Opposition leader Anthony Albanese announced Labor's Disaster Ready Fund on January 11, stating it would invest in projects such as evacuation centres, fire breaks, and telecommunications improvements.
The announcement of a dedicated mitigation fund was welcomed by IAG, the largest insurer in Australia.
"Over many years we've highlighted the importance of greater investment in mitigation initiatives to help protect communities before disasters strike and we welcome Labor's commitment to establish a fund dedicated to help achieve this," said IAG managing director and CEO, Nick Hawkins.
Federal Member for Macquarie Susan Templeman said people living in bushfire and flood-prone areas like the Blue Mountains and Hawkesbury "deserve to be protected by a federal government who plans ahead and invests to keep them safe".
The Labor MP said the Morrison Government had failed to improve resilience from bushfires and floods.
"The Morrison Government continues to sit on a $4.7 billion Emergency Response Fund (ERF) that, three years after it was announced, has not spent a cent on disaster recovery and has not completed a single disaster prevention project," she said
"The only thing it has done is earn the government more than $750 million in investment returns.
"Labor will revamp the failed ERF so that it spends up to $200 million per year for disaster prevention and resilience."

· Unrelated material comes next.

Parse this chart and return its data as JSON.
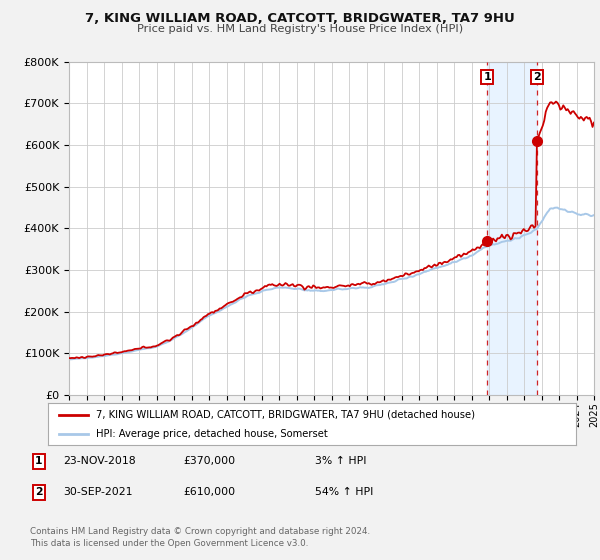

But Liberal Senator Marise Payne hit back strongly at the announcement, accusing Ms Templeman of "shamelessly playing politics with bushfire recovery".
"In October last year, Ms Templeman suggested the government had not invested in Indigenous fire management practices, when in fact the Dharug Ngurra Aboriginal Corporation has received over $160,000 in federal funding to work with the NSW National Parks and Wildlife Service to undertake cultural burning workshops at Yellomundee Regional Park," she said.
The foreign minister said the federal government had provided more than $12 billion to the states and territories through disaster recovery funding arrangements over the last decade.
Ms Templeman rejected the attack, which she characterised as government "spin".
"If the foreign minister thinks that the Morrison Government has delivered any significant disaster mitigation in the Blue Mountains and the Hawkesbury last two years she's deluding herself... I'll leave the Liberals to spin - I'm more interested in rolling up my sleeves and simply fighting to get what our community needs," she said.
"I fought long and hard to make sure that federal repair and recovery funding would flow through to my region, but even now we are still waiting on the government to reveal who will be the winners in the disaster preparedness fund, two years after the fires and, funnily enough, in time for an election."
Ms Templeman said she has taken a bipartisan approach to disasters in the Blue Mountains and Hawkesbury, and Senator Payne knew this.
"I'll never apologise for wanting to do more to protect my community from natural disasters that we face with increasing frequency," she said.
Under Labor's plan, funding would be matched by state or local governments, providing up to $400 million annually for investment in disaster prevention and resilience.